The shift to a global economy and to knowledge-based industries means more competition for jobs that require more schooling, Carnoy explains. "There's a great fear out there of not getting a good job." As a result, he says, "You've got a tremendous expansion of education. It's worldwide."
In his 40-year career, Carnoy, who serves on the executive committee of the International Initiative, has studied education in countries throughout Latin America, Asia, and Africa. Trained as a labor economist, he has a special interest in how changes in the world economy affect education and how education affects a country's competitive prospects. Lately, he has turned his attention to the Middle East, a region that recalls an earlier surge of attention to his field, inspired by a different form of competition.
"In the 1950s, there was an enormous interest in economic development, because the United States was competing with the Soviet Union for the hearts and minds of people around the world," he says. Education came to be seen as part of that effort. "It was considered sort of a missing link."

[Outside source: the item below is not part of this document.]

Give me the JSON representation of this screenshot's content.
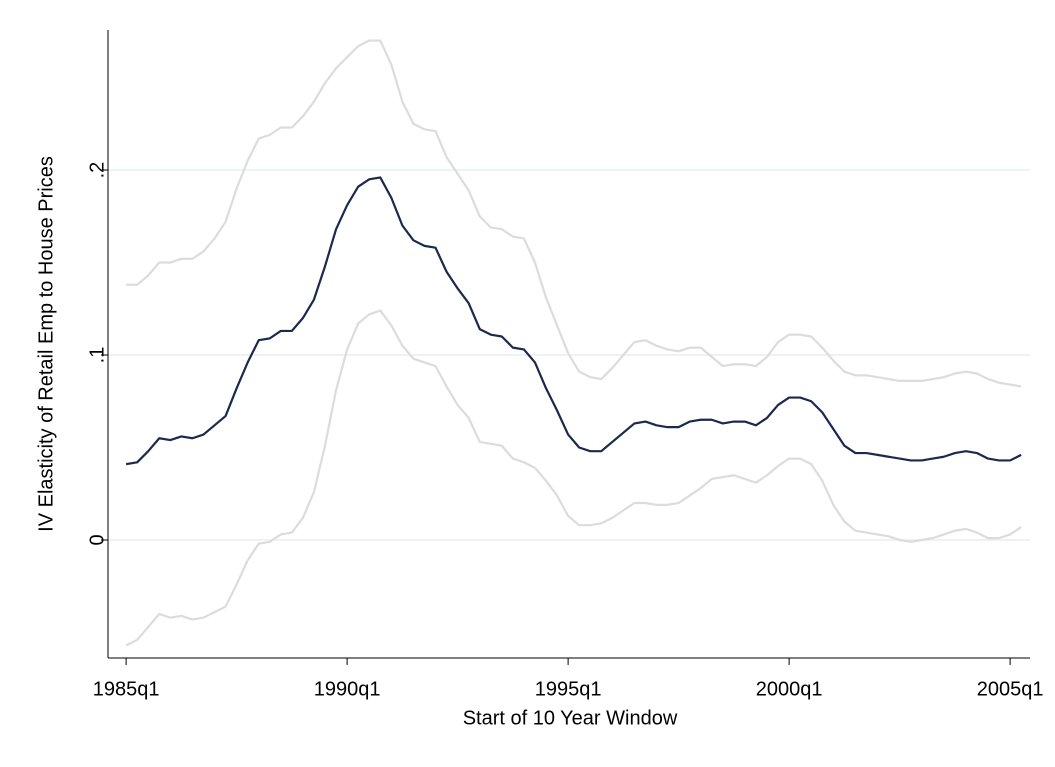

"Not much has changed if you look at Iraq today," Carnoy continues. "The argument is that if you improve the educational system, if you create democratic institutions, if you figure out ways to organize society and the economy in a way that will be both just and efficient, then there's no reason for people to turn to ideologies like communism or fascism or Baathism."
What has changed is that the relationship between education and other forms of development has proved extremely complex. Carnoy, for instance, recently studied how education and economic growth correlate—or fail to—in Arab countries, compared with countries in Asia and Latin America.
"In East Asia, they invested a lot in education, and they had a lot of economic growth," he says. "But they also pursued very effective policies promoting investment and creating economic development." Many Arab countries have invested heavily in education and have the test scores to prove it. But without corresponding economic reforms, education has not fostered growth.
Economic reforms depend in part on political stability, which is comparatively rare in the Middle East. Stability fosters both coherent policy and foreign investment. But in Arab countries, Carnoy explains, what stability exists often takes the form of a compact between dictatorships and their citizens: "The government provides for everybody, but won't open the economy to competition. So the industrial sectors are very small, and there's little opportunity for a highly educated person to get a job."
Still other factors can limit education's impact. Carnoy recently completed a book on why Cuban students do so much better in school than their counterparts in Brazil and Chile. One reason is the superior nutrition that makes Cuban children readier to learn. Conversely, education can be vital to good health. In South Africa, for example, schools have come to serve as a primary conduit for information about HIV/AIDS, a conduit lacking elsewhere in a region throughout which the epidemic threatens to derail development.
"I think the old story, 'Just invest in education, and everything is going to be okay; just invest in better health care, and everything is going to be okay'—it's not accurate," Carnoy says. "Each of those is necessary but not sufficient conditions. Education, economic growth, and health are very closely interconnected."
These topics should be connected in universities, too, Carnoy argues. That's the purpose of the International Initiative, which promotes multidisciplinary research and education on complex international problems. "Normally, people study one issue at a time. I think tying these subjects together gives Stanford a real edge."
Already, the PhD students that Carnoy teaches in Stanford's program in International Comparative Education are exposed to faculty from throughout the university. Those students earn not only doctoral degrees in education, but also master's degrees in a social science, such as economics. And they become intimately involved in work like Carnoy's. Four of his students wrote dissertations based on their participation in Carnoy's comparative study of educational reforms in Argentina, Chile, and Uruguay. Another former student—one of several now employed at the World Bank—commissioned Carnoy to propose a new financial model to expand Moroccan universities.
Whether he's sitting in a lecture hall in Morocco or advising visitors from Mexico, Carnoy has faith that the complexities of education, with all its potential to transform lives and societies, will yield to the right approach. "It's a big puzzle. It's daunting," he says. "But I believe these things can be analyzed." His confidence, like his experience, is an asset to international studies at Stanford.